El comunismo
En 1989 cayó el símbolo más importante del comunismo, el muro de Berlín. Millones de personas conocen las atrocidades cometidas por los nazis, pero relativamente pocos han oído de los millones de encarcelados, torturados y asesinados por gobiernos comunistas. Lo que la gente reconoce es que el comunismo fue un desastre económico.
Desde hace mucho tiempo, los economistas competentes saben que las economías dirigidas nunca funcionan porque es imposible que unos planificadores logren recabar toda la información sobre la oferta y demanda que obtienen las economías libres, a través del mecanismo de los precios. Sin embargo, el comunismo avanzó, sostenido por la corrupción, la apatía y, sobre todo, el miedo.
Es tentador pensar que las tragedias económicas del comunismo causaron su colapso, pero Cuba y Corea del Norte nos muestran que eso no es suficiente.
El colapso del comunismo en Europa fue el resultado de una revolución moral, una insurrección forjada por el cristianismo y demandas de que los gobiernos respeten la dignidad de las personas.
Las raíces de la insurrección fue la lucha por la libertad de la Iglesia Católica en Polonia y la proclamación de una visión del hombre muy diferente a la del marxismo.
No sorprende que los fríos y grises personajes del Kremlin se asombraran de que un polaco había sido escogido para ocupar la Silla de Pedro en el Vaticano. Fue un mensaje que le dio a la gente el valor de levantar sus cabezas, recordándoles que el Estado existe para ellos y no ellos para el Estado. El mensaje les dejaba claro que la libertad religiosa es una deuda del Estado para con ellos y que poseían lo que Juan Pablo II llamó “el derecho a la iniciativa económica”. Por consiguiente, las estructuras comunistas —de tipo leninista, maoísta, latinoamericana o africana— son absolutamente incompatibles con una auténtica libertad.
Nadie expone su vida por mayor eficiencia o utilidad. Pero la gente sí expone la vida por amor y por la libertad. No existe testimonio más grande de esa disposición a rechazar el mal que los millones de cristianos que se congregaron a recibir al Papa Juan Pablo II, cuando visitó Polonia en 1979. Y ocho años más tarde, uno de aquellos individuos encarcelados por los comunistas se convirtió en presidente de Polonia –Lech Walesa–, el primer anticomunista en ocupar ese cargo desde la Segunda Guerra Mundial.

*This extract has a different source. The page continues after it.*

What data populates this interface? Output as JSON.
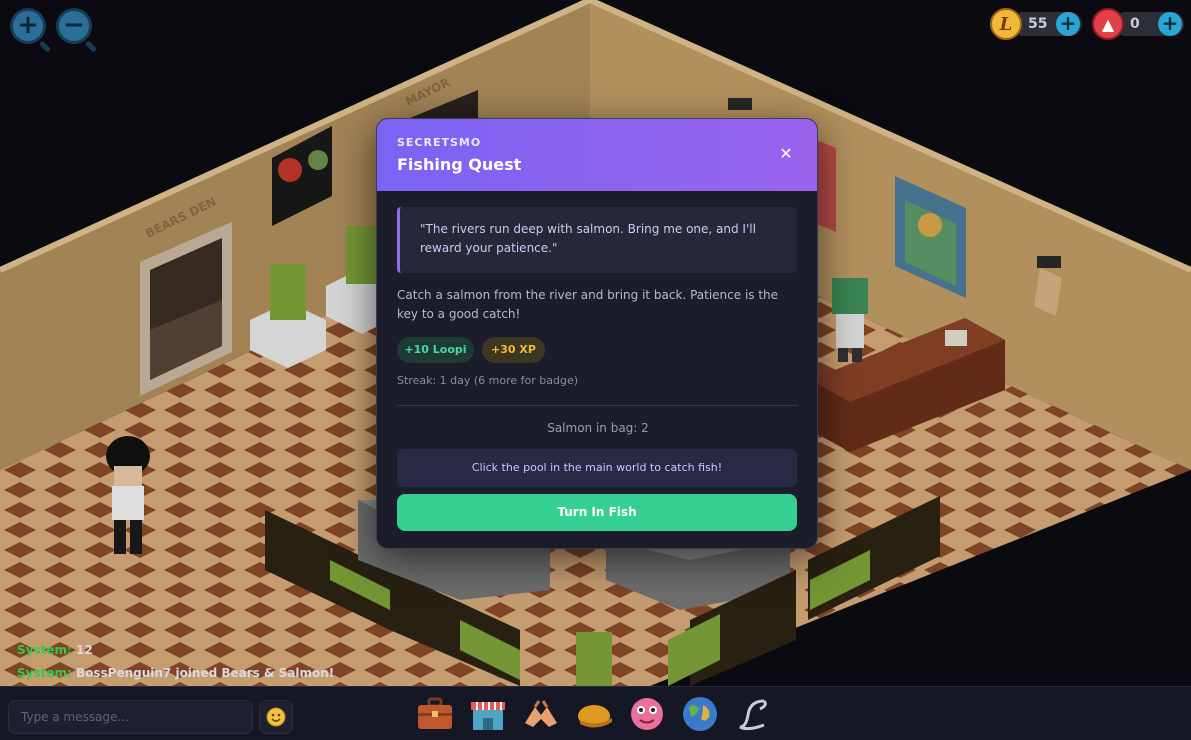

Dos décadas más tarde, la libertad en Europa se encuentra nuevamente amenazada. La decadencia de la economía refleja la poca voluntad de muchos Gobiernos europeos de tomar en serio la libertad económica. La libertad política también está bajo ataque del fundamentalismo secular que permite a los anteriores funcionarios comunistas ocupar cargos de comisionados en la Unión Europea.
La Unión Europea está muy lejos convertirse en uno de los sistemas comunistas del pasado, pero las tendencias totalitarias permanecen vivas en Europa. Si algo nos enseña la muerte del comunismo es que la libertad fundamentada en la verdad vence consistentemente a sus oponentes porque la libertad auténtica engendra vida, mientras que el totalitarismo es el camino a la muerte.